Con questa giornata di protesta i Sindacati delle Forze di polizia e dei Vigili del Fuoco, denunciano le irresponsabili scelte che il Governo si appresta a far approvare con il disegno di Legge di Stabilità in discussione in Parlamento e che richiedono un tempestivo ed immediato intervento parlamentare di modifica.

 Gli stessi Sindacati chiedono invece al Governo: lo sblocco del c.d. “tetto salariale”che consenta il superamento dell’attuale normativa e dei suoi effetti dannosi ed iniqui per il personale con il recupero delle risorse economiche per consentire il pagamento degli assegni perequativi e delle progressioni automatiche (una-tantum); la revisione del modello di sicurezza e dei presidi di polizia e del soccorso pubblico sul territorio, che potrebbero comportare una riduzione della spesa ed una razionalizzazione nell’impiego delle risorse pubbliche oltre che una maggiore efficienza ed efficacia del servizio e più sicurezza per i cittadini; una legge delega per un riordino ordinamentale delle carriere del personale efficace e coerente con un nuovo modello di sicurezza e che valorizzi la professionalità  dell’operatore di polizia e dei vigili del fuoco.

Peraltro i contenuti del disegno di legge di stabilità del Governo, smentiscono le dichiarazioni pubbliche e mediatiche rivolte ai cittadini sulla necessità di garantire maggior sicurezza del territorio e nel territorio.

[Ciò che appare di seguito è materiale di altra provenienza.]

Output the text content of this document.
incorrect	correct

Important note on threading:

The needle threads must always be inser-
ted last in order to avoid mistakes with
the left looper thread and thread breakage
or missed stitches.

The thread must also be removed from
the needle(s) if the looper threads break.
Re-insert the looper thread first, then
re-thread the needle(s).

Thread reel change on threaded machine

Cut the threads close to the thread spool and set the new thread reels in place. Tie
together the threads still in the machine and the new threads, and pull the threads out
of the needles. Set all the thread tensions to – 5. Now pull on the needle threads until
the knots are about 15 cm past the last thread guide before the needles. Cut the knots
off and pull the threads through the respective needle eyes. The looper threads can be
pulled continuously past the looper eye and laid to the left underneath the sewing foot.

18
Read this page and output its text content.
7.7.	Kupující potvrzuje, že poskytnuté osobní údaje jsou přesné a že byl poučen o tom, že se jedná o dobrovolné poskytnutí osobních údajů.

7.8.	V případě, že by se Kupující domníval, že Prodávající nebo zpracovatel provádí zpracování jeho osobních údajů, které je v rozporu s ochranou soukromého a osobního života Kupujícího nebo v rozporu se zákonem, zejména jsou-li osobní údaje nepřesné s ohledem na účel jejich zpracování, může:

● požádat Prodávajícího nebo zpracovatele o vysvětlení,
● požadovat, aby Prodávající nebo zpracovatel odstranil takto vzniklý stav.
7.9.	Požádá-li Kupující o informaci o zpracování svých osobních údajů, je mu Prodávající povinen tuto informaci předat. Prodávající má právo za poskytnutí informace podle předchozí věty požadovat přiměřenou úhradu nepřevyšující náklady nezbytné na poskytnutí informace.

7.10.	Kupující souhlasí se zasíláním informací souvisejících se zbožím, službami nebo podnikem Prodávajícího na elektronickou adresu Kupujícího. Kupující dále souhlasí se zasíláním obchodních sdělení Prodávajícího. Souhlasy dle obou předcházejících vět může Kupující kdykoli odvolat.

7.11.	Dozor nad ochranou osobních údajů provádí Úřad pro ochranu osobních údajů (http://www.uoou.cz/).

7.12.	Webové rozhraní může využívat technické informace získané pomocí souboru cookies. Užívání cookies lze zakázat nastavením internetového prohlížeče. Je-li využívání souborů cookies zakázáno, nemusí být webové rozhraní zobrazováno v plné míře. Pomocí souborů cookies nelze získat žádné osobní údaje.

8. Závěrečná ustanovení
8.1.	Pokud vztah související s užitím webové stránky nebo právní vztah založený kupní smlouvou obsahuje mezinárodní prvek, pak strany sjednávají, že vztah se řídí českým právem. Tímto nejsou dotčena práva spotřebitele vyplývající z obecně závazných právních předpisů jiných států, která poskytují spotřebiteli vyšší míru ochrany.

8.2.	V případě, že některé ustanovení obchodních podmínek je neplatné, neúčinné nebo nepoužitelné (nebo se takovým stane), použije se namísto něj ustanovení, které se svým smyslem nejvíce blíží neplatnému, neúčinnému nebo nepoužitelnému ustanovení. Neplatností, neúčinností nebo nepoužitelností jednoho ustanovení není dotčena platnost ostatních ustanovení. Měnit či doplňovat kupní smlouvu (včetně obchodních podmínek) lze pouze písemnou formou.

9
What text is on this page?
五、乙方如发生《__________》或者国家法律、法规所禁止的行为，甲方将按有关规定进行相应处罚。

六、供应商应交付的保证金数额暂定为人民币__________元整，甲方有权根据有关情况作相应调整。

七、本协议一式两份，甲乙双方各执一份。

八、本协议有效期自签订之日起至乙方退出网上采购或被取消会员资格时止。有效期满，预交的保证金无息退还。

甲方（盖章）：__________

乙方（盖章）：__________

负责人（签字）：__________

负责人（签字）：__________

Si tratta di una modello di comunicazione che può ben ascriversi alla categoria della c.d.”pubblicità ingannevole” e che esprime una sostanziale indifferenza verso il diritto alla sicurezza dei cittadini e verso gli operatori del settore che in condizioni di crescente disagio e di paralisi funzionale per la mancanza di risorse, sono costretti quotidianamente nei posti di lavoro e negli Uffici ad attuare in diverse modalità e forme una vera e propria questua verso terzi o anticipando le risorse economiche per sostenere le spese necessarie per reperire materiale e strumenti che gli consentano di lavorare o per effettuare le missioni.

I Sindacati, in rappresentanza degli operatori della sicurezza e del soccorso pubblico ritengono che la misura sia colma e che siamo ormai in prossimità del capolinea se non ci sarà un immediato e repentino cambio di direzione.